Funded by a Carlsberg Foundation Distinguished Associate Professor Fellowship, this research group focuses on ecological globalization – i.e. on how practices of trade, development, and management remake landscape ecologies by connecting geographically distant places. For millennia, humans have moved animals and plants during their long-distance travels. But today, plants and animals are traveling at unprecedented rates – with new and sometimes unexpected effects. As ships and planes move growing quantities of goods, they connect ecological regions that have had little biological exchange between them. Supply chains typically transport more than they intend: jellyfish travel in ballast water, grass species in packing crates, and insects on nursery plants. Some scientists have referred to such events collectively as the emergence of a “New Pangaea” (Rosenzweig 2001). Yet in contrast to the crustal plate movements that formed the super-continent Pangaea on a scale of millions of years, the New Pangaea’s emergence has been distinctly sudden, with its patterns of species dispersal following paths of colonial settlement and industrial development. What, this research group asks, can anthropologists contribute to the understanding of these new transcontinental connections – driven by social processes – and their effects?
1) Processes and politics of species movements. What social and historical factors shape species introductions (e.g. changes in transportation, business practices, and consumption)?
2) Intertwined ecological and social effects of introduced species.
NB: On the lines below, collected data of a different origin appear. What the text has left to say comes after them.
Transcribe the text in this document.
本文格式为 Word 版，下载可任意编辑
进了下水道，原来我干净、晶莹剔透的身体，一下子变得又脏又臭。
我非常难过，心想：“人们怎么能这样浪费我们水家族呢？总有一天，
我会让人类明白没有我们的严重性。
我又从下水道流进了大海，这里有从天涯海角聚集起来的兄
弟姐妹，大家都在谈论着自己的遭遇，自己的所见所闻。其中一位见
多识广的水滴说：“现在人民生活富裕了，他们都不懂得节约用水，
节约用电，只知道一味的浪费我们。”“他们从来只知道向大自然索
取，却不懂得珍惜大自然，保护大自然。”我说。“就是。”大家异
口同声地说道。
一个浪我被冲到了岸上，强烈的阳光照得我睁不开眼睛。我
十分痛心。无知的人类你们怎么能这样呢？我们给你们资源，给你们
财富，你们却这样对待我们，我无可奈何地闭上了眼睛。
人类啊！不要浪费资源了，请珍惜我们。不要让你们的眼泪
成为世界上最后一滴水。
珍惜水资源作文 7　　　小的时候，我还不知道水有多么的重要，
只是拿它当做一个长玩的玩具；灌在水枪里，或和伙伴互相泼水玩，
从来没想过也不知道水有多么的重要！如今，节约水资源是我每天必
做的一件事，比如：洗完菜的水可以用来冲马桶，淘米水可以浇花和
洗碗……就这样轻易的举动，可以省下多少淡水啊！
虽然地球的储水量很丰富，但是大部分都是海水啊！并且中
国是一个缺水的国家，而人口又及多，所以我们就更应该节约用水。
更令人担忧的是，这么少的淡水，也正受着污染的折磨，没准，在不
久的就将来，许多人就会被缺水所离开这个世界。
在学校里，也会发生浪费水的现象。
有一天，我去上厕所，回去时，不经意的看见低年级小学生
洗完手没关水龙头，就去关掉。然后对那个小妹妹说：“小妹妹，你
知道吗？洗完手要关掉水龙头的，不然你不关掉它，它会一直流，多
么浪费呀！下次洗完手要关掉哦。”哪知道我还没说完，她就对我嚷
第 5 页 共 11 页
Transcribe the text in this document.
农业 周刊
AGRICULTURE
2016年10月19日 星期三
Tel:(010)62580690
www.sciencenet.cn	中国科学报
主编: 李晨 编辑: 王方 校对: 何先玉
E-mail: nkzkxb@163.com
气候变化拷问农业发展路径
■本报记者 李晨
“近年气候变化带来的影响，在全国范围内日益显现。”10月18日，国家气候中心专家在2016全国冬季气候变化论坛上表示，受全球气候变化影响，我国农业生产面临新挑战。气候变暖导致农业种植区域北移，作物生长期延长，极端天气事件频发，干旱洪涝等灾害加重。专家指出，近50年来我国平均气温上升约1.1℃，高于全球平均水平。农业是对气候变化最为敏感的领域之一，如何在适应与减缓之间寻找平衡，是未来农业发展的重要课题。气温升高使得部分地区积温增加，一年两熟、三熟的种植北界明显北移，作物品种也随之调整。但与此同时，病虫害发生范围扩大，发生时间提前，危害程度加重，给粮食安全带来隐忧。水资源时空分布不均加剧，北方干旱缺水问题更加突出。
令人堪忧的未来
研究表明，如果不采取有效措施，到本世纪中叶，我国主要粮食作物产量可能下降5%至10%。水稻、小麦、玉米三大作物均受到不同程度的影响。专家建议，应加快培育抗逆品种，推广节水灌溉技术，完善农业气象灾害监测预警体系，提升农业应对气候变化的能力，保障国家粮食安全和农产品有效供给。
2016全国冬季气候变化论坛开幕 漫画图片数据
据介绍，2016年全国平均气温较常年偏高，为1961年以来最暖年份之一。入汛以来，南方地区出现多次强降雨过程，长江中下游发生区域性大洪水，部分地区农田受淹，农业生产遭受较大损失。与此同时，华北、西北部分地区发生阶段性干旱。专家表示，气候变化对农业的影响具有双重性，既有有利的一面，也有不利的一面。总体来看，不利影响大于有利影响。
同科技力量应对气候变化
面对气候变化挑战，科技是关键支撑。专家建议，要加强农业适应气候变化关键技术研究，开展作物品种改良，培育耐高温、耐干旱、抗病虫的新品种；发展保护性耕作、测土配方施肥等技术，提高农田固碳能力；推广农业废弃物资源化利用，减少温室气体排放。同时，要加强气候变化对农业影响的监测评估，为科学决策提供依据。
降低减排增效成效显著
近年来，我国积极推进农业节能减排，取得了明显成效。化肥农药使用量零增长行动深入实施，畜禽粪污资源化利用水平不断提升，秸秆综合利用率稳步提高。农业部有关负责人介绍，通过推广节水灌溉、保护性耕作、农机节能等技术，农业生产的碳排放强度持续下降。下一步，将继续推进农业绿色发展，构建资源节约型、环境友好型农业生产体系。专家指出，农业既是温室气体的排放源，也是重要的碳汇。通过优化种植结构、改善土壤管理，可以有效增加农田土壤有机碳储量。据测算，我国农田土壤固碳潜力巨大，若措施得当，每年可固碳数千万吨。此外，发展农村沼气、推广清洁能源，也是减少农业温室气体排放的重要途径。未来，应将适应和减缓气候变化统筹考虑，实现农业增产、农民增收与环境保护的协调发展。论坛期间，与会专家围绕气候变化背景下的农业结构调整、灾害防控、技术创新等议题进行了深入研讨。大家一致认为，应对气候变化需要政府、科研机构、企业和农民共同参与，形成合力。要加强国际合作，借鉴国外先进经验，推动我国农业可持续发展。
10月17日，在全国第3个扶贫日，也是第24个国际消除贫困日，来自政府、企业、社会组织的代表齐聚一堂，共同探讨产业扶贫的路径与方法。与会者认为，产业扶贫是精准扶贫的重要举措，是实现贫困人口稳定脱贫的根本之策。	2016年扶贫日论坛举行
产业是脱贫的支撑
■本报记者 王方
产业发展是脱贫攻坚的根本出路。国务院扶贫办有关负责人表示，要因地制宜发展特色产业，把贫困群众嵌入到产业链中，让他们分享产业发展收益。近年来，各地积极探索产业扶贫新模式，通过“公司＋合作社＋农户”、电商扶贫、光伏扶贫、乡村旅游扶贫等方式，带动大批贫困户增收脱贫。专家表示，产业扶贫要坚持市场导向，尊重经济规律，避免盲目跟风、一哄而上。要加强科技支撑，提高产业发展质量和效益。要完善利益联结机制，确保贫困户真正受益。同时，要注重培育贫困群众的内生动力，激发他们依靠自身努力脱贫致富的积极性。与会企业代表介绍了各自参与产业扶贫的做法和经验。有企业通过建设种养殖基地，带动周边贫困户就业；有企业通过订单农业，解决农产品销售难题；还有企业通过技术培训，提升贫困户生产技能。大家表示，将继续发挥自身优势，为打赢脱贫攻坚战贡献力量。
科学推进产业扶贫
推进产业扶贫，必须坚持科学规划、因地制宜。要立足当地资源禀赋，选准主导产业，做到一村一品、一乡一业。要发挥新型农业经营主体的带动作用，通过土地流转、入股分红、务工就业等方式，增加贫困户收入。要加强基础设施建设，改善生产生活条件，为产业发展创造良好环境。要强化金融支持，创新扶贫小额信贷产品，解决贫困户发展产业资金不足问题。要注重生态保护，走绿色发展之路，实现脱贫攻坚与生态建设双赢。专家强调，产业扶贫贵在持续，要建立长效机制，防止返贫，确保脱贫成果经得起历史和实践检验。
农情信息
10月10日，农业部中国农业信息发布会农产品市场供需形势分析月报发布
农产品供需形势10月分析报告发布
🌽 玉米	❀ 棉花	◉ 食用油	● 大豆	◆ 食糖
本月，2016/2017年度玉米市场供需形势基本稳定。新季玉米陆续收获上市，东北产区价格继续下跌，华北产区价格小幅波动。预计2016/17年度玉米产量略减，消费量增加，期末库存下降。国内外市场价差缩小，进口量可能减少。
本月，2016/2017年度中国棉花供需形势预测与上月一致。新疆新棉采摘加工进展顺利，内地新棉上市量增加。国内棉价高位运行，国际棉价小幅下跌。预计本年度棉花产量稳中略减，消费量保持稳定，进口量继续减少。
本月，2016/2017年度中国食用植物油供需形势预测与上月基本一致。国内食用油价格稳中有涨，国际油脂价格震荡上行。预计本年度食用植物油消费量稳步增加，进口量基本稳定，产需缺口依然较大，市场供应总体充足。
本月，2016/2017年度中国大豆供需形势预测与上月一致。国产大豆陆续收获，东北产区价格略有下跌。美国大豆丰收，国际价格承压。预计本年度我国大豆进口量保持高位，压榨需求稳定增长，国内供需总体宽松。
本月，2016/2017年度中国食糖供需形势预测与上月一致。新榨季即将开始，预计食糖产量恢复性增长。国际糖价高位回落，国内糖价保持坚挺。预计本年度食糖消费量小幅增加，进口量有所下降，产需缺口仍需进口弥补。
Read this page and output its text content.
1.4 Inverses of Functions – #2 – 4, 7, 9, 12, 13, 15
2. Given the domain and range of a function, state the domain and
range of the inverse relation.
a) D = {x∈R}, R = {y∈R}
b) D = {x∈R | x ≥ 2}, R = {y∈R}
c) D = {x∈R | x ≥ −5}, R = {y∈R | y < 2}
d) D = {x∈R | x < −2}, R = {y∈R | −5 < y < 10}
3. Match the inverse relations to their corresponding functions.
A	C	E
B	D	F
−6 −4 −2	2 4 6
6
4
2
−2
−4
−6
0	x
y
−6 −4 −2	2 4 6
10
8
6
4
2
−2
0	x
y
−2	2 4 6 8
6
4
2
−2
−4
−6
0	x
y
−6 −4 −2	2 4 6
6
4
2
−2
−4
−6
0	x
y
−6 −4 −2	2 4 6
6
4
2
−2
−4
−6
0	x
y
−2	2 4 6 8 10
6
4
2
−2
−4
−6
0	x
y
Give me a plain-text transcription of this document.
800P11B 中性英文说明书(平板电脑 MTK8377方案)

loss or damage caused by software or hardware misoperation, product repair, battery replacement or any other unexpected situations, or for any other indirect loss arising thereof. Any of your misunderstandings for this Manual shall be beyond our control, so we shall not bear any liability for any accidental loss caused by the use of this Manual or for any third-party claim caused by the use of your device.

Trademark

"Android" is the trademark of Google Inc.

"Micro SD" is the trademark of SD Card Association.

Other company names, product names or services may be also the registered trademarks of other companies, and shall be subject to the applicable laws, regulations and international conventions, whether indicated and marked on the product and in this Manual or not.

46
What are the on the ground effects of new arrivals? How do new species fracture existing social and natural relationships and make new ones?
3) Debates over species movements and the management of introduced species. What conflicts emerge over how to limit and/or live with animals and plants that arrive in new locales?
This research group brings scholarship on political economy, social history, and cultural practices into closer dialogue with biological research on non-native species (expanding on Crosby 1986, Anderson 2004, Mastnak et al 2014, and others). In doing so, it aims to build new approaches to the environmental humanities (EH) that are more engaged with the biosciences. While EH has emerged out of a widespread recognition of the importance of the humanities in addressing environmental issues, cross-disciplinary environmental scholarship continues to be a serious challenge in practice: many humanities scholars lack basic scientific and statistical knowledge, while natural scientists are often unfamiliar with humanities approaches. This research group fosters “interdisciplinary cross-training” so that scholars can learn to better work across such gaps. Methodologically, this group uses in-depth case studies that combine ethnographic and archival methods with serious attention to bioscience research and collaborations with natural scientists.
The project draws on it's alliances with Aarhus University Research on the Anthropocene and Centre for Environmental Humanities.